Five children living in abject squalor were only discovered by police when one of the boys was found wandering the streets alone.
The youngsters were living in a house littered with dog mess, soiled nappies and crawling with flies, a court was told.
Two PCSOs saw a three-year-old toddler wandering the streets alone and took him home, reports Wales Online.
When they arrived at the address the experience officers were sickened by what they saw.
It later emerged a number of the youngsters had been regularly going to school in an unkempt, dirty, and hungry state – with teachers giving them clothes from their own children to wear.
Swansea Crown Court heard the five children have since been taken off their mother.
Robin Rouch, prosecuting, said prior to the police becoming involved last year, social services had been working closely with the mother to try support her.
He said there had been times when the defendant had engaged with the help on offer, and conditions for the children improved.
However, after a short while they would then “deteriorate” again.
Mr Rouch said matters came to a head when two PCSOs on patrol saw a toddler out on the street alone, and took the child home.
He said the officers were struck by the conditions they found in the property, with dog mess on the floors and beds, and soiled nappies left laying around.
The prosecutor said the house was full of flies, and there was a strong smell in the air.
The court heard it then emerged a number of the youngsters in the family had regularly been turning up for school in a hungry and unwashed state, with head lice , and wearing ill-fitting clothes.
On a number of occasions teachers gave them hand-me-down clothes from their own children to wear, such was the state they were in.
The woman, who comes from the Swansea area but who cannot be named to protect the identity of the children, pleaded guilty to child cruelty.

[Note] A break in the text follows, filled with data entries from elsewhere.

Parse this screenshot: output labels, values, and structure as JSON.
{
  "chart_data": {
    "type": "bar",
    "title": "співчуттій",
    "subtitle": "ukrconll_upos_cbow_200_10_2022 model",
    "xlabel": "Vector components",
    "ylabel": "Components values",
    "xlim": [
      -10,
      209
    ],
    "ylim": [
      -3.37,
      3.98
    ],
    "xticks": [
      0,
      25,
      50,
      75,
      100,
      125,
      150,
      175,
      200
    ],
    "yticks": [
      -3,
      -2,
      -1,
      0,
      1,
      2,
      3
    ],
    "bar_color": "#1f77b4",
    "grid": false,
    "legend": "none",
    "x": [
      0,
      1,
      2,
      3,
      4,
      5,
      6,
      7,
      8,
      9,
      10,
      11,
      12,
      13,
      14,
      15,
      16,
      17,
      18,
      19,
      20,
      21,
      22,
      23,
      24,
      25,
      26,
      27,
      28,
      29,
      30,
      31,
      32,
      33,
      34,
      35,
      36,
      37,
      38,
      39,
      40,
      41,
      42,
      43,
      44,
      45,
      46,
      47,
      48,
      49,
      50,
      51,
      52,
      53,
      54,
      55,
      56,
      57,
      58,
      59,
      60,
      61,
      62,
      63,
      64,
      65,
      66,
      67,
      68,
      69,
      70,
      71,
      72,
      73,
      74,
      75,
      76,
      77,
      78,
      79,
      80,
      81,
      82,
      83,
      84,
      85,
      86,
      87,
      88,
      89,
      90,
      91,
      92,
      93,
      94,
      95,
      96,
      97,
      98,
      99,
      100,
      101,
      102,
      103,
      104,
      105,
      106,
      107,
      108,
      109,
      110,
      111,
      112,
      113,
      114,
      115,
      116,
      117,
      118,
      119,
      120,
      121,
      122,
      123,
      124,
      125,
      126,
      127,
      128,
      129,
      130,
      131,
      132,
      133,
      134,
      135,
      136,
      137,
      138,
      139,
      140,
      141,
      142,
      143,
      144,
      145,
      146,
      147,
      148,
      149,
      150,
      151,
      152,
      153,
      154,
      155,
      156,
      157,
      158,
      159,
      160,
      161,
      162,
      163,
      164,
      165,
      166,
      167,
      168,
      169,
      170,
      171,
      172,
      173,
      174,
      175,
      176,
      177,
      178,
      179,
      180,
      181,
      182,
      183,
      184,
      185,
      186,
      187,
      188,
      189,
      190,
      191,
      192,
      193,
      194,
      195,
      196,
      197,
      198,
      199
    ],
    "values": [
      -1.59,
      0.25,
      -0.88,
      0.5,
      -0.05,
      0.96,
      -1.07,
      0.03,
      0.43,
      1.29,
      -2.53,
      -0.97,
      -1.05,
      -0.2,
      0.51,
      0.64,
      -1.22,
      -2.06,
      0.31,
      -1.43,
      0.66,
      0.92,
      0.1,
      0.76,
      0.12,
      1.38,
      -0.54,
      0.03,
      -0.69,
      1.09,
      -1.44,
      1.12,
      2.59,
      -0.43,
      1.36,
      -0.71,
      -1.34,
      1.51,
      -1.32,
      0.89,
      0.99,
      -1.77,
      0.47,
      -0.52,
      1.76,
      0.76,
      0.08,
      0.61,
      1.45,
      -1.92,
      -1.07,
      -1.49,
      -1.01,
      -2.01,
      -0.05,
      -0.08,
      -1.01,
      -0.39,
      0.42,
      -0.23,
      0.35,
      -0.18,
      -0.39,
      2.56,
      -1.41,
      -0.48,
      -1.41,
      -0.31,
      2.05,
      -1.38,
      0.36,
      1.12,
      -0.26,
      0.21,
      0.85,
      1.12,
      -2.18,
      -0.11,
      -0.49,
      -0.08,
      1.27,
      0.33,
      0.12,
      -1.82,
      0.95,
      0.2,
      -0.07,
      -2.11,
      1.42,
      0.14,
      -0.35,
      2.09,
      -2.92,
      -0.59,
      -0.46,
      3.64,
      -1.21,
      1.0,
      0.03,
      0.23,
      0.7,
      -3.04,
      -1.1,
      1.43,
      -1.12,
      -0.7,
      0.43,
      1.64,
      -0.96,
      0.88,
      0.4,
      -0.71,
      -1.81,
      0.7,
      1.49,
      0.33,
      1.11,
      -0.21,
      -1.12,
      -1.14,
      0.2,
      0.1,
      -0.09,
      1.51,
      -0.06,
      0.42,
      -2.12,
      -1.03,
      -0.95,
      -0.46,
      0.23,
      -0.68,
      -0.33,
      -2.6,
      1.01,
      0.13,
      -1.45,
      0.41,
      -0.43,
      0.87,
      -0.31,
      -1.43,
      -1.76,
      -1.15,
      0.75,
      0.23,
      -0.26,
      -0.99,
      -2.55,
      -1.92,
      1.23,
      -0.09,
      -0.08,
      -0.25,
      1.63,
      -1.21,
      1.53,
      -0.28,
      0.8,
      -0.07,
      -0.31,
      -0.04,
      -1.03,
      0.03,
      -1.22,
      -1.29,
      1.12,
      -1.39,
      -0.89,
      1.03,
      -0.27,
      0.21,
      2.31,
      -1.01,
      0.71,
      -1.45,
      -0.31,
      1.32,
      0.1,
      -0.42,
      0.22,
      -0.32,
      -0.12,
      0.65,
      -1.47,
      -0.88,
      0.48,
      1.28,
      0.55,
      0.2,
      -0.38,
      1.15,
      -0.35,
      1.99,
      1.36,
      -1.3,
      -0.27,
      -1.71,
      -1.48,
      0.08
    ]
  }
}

Mr Rouch said the five children have since been taken off the woman and placed in care, and are now said to be “doing well” in a their new home environments.
Carina Hughes, for the defendant, said the woman had been struggling to cope as a single mother with mental health issues, and that on occasions “matters got on top of her”.
She said: “Deep down she is a mother who loves her children dearly.”
Judge Peter Heywood described the conditions in the house as “squalid” and not been fit for human habitation, never mind being a suitable environment for young children.
He said the woman “richly deserved” immediate custody, but he was mindful that if he did send her straight to prison she would lose the managed contact she currently has with her children.
Giving the defendant a one-third discount for her guilty plea, he sentenced her to 14 months in prison suspended for 24 months. She will also have to complete a rehabilitation course and work with the Women’s Pathfinder initiative.